Estos insultos, que funcionan en español, podrían no significar nada en finlandés, holandés o francés de Quebec.
Y es que si crees que lo que constituye una “palabrota” es similar en el mundo entero, no estás totalmente en lo cierto.
El lenguaje pasado de tono, las groserías, la blasfemia, las obscenidades, los improperios, como quieras llamarlo, es especial.
Así como el lenguaje es la tierra en la que cultivamos nuestra vida, las groserías son como los volcanes y los géiseres que hacen erupción del manto terrestre, bajo la superficie.
Nuestras tradiciones sociales determinan qué parte de esa superficie es frágil y delgada.
No es suficiente tener ideas fuertes acerca de algo; ese algo tiene que tener asociado un poder social de dominación y una estructura de control.

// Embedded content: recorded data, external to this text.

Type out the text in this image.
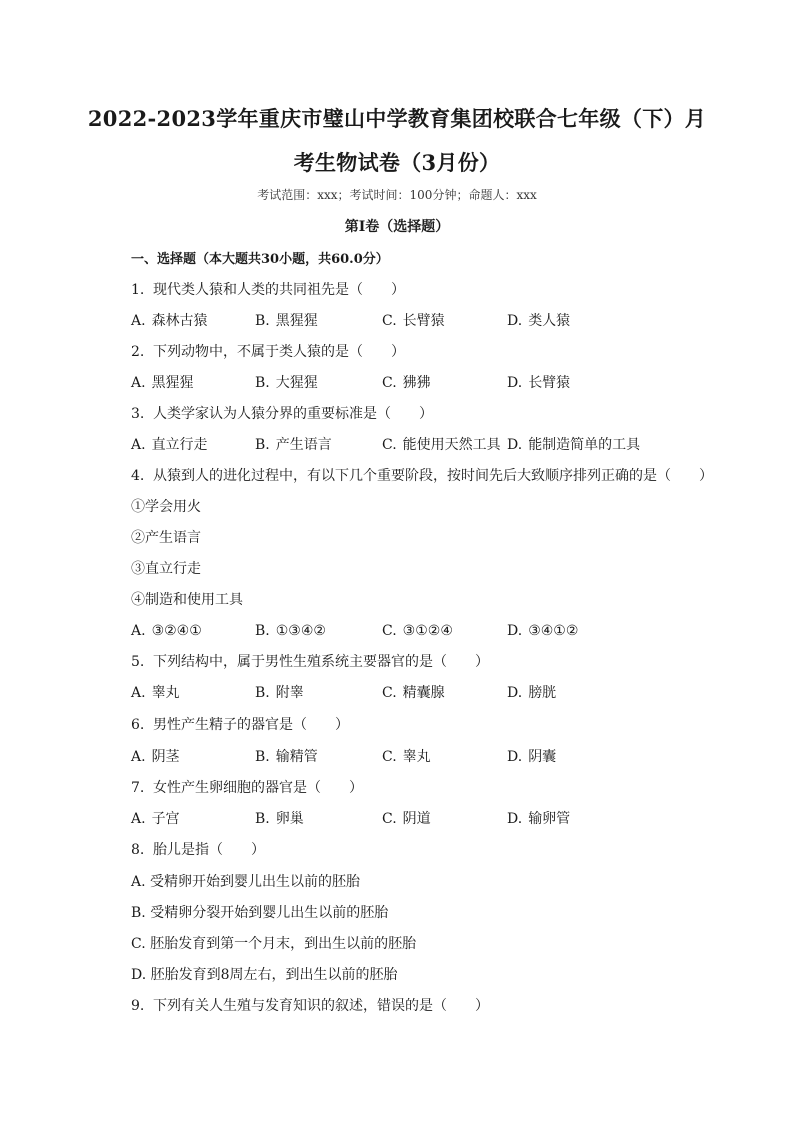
2022-2023学年重庆市璧山中学教育集团校联合七年级（下）月
考生物试卷（3月份）
考试范围：xxx；考试时间：100分钟；命题人：xxx
第I卷（选择题）
一、选择题（本大题共30小题，共60.0分）
1. 现代类人猿和人类的共同祖先是（　　）
A. 森林古猿	B. 黑猩猩	C. 长臂猿	D. 类人猿
2. 下列动物中，不属于类人猿的是（　　）
A. 黑猩猩	B. 大猩猩	C. 狒狒	D. 长臂猿
3. 人类学家认为人猿分界的重要标准是（　　）
A. 直立行走	B. 产生语言	C. 能使用天然工具 D. 能制造简单的工具
4. 从猿到人的进化过程中，有以下几个重要阶段，按时间先后大致顺序排列正确的是（　　）
①学会用火
②产生语言
③直立行走
④制造和使用工具
A. ③②④①	B. ①③④②	C. ③①②④	D. ③④①②
5. 下列结构中，属于男性生殖系统主要器官的是（　　）
A. 睾丸	B. 附睾	C. 精囊腺	D. 膀胱
6. 男性产生精子的器官是（　　）
A. 阴茎	B. 输精管	C. 睾丸	D. 阴囊
7. 女性产生卵细胞的器官是（　　）
A. 子宫	B. 卵巢	C. 阴道	D. 输卵管
8. 胎儿是指（　　）
A. 受精卵开始到婴儿出生以前的胚胎
B. 受精卵分裂开始到婴儿出生以前的胚胎
C. 胚胎发育到第一个月末，到出生以前的胚胎
D. 胚胎发育到8周左右，到出生以前的胚胎
9. 下列有关人生殖与发育知识的叙述，错误的是（　　）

El lenguaje fuerte con frecuencia implica ponerle nombre a las cosas que deseas pero no que no se supone que desees.
Como mínimo, busca causar molestia en unas estructuras sociales que parecen demasiado arbitrarias.
Tendemos a creer que las groserías son una entidad, pero en realidad sirven diferentes propósitos.
Steven Pinker, en el libro The Stuff of Thought, enumera cinco formas en las que podemos decir palabrotas: descriptivamente (como en “vamos a joder”), idiomáticamente (“está jodido”), abusivamente (“¡jódete!”), enfáticamente (“esto es que jode bonito”) o catárticamente (“¡no joda!!!” o “¡joder!”).
De hecho, ninguna de estas funciones require de una grosería.
En bikol (un lenguaje que se habla en Filipinas) hay un vocabulario especial para la rabia: muchas palabras tienen versiones alternativas que hacen referencia a la misma cosa, pero también significa que se está molesto.
En luganda (hablado en África) se pueden hacer palabras insultantes cambiando el prefijo, que hace que el sustantivo se refiera a ciertos objetos en vez de a personas.
En japonés se puede insultar a alguien de muy mala manera simplemente utilizando una forma inapropiada del pronombre “tú”.
No todo el lenguaje prohibido cuenta como grosería.